EDAD POST-MODERNA
- Juan José Arques
- 2 nov
- 6 Min. de lectura
Artículo de Opinión escrito por Juanjo Arqués
El dilema con el que se enfrentó el mundo en la Guerra Fría era muy claro: por un lado, estaba el capitalismo, que te daba un estado de derecho con todas las libertades habidas y por haber (incluida la
libertad de morirte de hambre), pero a cambio iba a generar una enorme desigualdad que podría traer
conflictos sociales; por otro lado, el socialismo estaba dispuesto a repartir la riqueza para solucionar los
problemas de desigualdad, pero a cambio te quitaba el estado de derecho. Es decir, ambos sistemas te ofrecían dos cosas inherentemente buenas que dignifican la condición humana, pero, a cambio, te pedían dos derechos irrenunciables: la igualdad y la libertad.
Los europeos, situados en medio del telón de acero, creamos el que, a mi parecer, es el sistema más justo de la historia de la humanidad: un estado del bienestar que combina políticas sociales con la libertad de empresa, creando un desarrollo como nunca visto en el mundo. De esta forma, se impidió la revolución obrera en Europa occidental, y las clases bajas europeas, que siempre habían pagado los platos rotos de las guerras, empezaron a ganar derechos, garantías y libertades, obteniendo una calidad de vida como nunca habían tenido.

Pero la Guerra Fría tuvo un deshielo y un ganador. Estados Unidos se convirtió en la única superpotencia del mundo para la última década del siglo XX, el capitalismo quedó como la única postura económica, política y filosófica creíble y los antiguos países del Pacto de Varsovia traicionaron sus lazos históricos con Rusia y entraron en la esfera de influencia estadounidense. Esto solo podía significar una cosa: la parte socialista del modelo de bienestar europeo ya no era necesaria, el monstruo comunista que asustó a las élites e inspiraba a los obreros murió, y los partidos socialistas se hicieron neoliberales, las privatizaciones se convirtieron en el pan de cada día y surgió la Unión Europea para llevar más allá los ideales occidentales de la Guerra Fría.
Pero todo esto tiene un precio. Estados Unidos consiguió lo que ningún otro imperio de la humanidad había logrado: obtener la hegemonía sobre toda la superficie del planeta, sin ningún enemigo directo que se oponga a ella, y, por otro lado, Europa había dejado atrás su pasado imperialista para vivir en paz y con un gran desarrollo.

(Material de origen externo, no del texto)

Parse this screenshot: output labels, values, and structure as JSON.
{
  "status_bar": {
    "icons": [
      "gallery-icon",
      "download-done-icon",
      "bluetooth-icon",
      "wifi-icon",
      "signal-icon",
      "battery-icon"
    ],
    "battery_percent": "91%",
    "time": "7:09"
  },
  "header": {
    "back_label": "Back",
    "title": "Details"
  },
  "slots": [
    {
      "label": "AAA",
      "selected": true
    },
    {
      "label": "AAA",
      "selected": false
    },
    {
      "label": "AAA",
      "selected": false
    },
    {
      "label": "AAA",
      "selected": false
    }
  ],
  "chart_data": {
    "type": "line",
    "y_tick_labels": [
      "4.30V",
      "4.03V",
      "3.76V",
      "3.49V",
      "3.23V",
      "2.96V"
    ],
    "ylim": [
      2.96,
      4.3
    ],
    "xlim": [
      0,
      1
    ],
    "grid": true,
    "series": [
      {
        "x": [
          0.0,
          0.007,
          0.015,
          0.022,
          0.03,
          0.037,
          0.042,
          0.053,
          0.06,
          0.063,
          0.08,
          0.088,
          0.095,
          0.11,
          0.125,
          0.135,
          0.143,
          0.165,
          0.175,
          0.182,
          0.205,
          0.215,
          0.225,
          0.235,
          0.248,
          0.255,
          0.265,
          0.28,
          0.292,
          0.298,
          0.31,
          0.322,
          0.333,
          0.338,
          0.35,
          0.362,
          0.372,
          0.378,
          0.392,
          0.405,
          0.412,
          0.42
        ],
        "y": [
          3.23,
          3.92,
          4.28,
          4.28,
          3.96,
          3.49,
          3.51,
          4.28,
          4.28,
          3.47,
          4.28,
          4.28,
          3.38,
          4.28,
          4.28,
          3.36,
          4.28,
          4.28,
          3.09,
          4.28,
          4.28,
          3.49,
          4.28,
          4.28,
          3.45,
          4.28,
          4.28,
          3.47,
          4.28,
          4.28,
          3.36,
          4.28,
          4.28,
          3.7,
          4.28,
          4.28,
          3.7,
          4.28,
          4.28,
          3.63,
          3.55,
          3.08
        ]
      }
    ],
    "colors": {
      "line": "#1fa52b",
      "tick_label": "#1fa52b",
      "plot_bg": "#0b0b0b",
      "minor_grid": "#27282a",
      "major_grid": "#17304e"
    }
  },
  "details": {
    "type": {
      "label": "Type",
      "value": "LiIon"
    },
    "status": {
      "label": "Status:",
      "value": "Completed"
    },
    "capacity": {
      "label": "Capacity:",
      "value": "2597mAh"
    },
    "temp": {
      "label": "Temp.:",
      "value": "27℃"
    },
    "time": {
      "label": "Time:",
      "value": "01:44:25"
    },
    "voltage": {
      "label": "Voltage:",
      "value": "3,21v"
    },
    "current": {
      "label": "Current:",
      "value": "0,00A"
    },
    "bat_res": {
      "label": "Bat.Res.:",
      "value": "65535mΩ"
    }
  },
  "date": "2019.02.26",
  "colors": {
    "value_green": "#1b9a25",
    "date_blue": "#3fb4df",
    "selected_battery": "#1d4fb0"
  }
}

Este desarrollo, por supuesto, se hizo a costa de los países del tercer mundo. Las antiguas colonias europeas en Asia y África recibieron a inversores de países extranjeros, y estos empezaron a trasladar sus fábricas desde sus países de origen a estos países pobres, donde la mano de obra era más barata, los impuestos más bajos y el nepotismo reinante en la mayoría de estos países permitía una libertad de acción que no tenían en los países con Estado de derecho. Este fenómeno se conoce como deslocalización, y se convirtió en un modus operandi de muchas empresas durante las décadas de los 60 y los 70. Gracias a esto, los países europeos se nutrieron de productos baratos hechos por sus propias empresas en otros lugares, y a cambio, los grandes detentadores de capital se enriquecieron aún más de lo que lo hacían en Europa, donde los obreros estaban empezando a ganar derechos por primera vez en la historia del continente.
Por otro lado, Francia, la gran potencia de Europa continental, tenía sus propios problemas: la industria alemana empezaba a hacerle una competencia seria, ya que fue destruida después de la Segunda Guerra Mundial y reconstruida con maquinaria de última generación. Francia solo tenía dos opciones para hacer frente a la economía alemana: devaluar su moneda o aumentar su ritmo de producción importando mano de obra barata de sus colonias del norte de África. La segunda opción fue la elegida, y sus consecuencias las estamos viviendo hoy.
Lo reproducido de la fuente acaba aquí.